A bear skull may be used to visualize how the incisors remove the cambium. When fresh, the incisor grooves are easily seen because their bright color has not yet faded and is full of dried sap. Protrusive lips enable a bear to fully expose the edges of its incisor teeth to scrape cambium. Photo by Susan C. Morse.
Nearly 40 years ago, I discovered some curious bear feeding sign on a mid-elevation ridgeline in northern Vermont. A pole-sized bigtooth aspen had been peeled to its roots like a banana. Strips of bark lay in tatters on the ground, and the exposed wood was scored with vertical groupings of parallel scrape marks caused by a black bear’s incisor teeth. Since then, I have observed this feeding behavior on balsam fir, young sugar maple, red pine, and red spruce.
Claw marks and bite wounds show how a bear tore into and grasped the bark in order to peel it. The pattern of incisor teeth marks all over the stem provides us more than a hint of the reason: when the sap of selected trees is available, bears peel them in order to consume the slimy cambium and secondary phloem tissues. In order to get at all the exposed vascular tissues’ nutrients, a bear will feed upon the entire trunk’s surface, from the root flare to as high as it can reach.
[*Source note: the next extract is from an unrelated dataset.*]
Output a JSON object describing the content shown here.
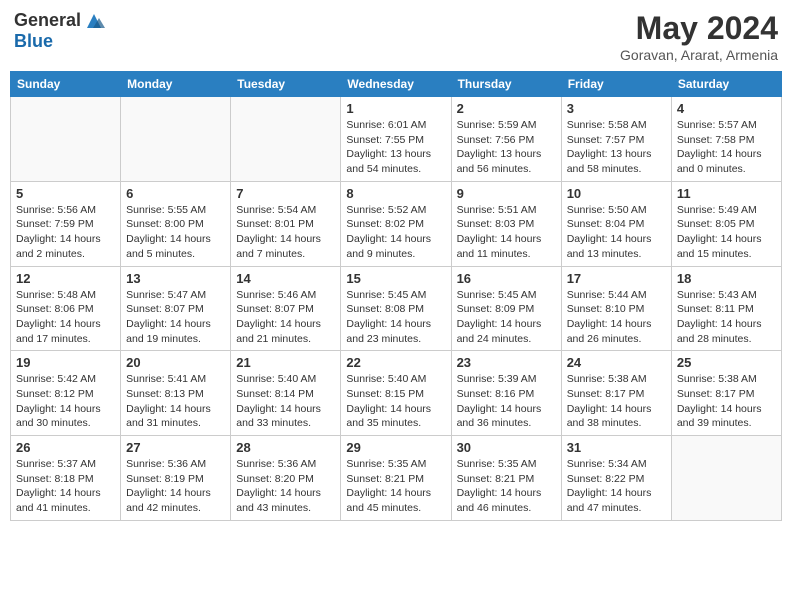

Cambium feeding is apparently a more frequent behavior in the Northwest and Rocky Mountains than in our Northeast. In the Cascades of Washington, bears may scar as many as 40 trees per day; such “peeling binges” get black bears in trouble with industrial forest owners. Native peoples, from British Columbia south to the Cascades and Rockies, also ate cambium from a number of tree species, scraping ribbons of pulpy cambium from the underside of peeled bark slabs. Ironically, scrapers were frequently made from the shoulder blades of black bears.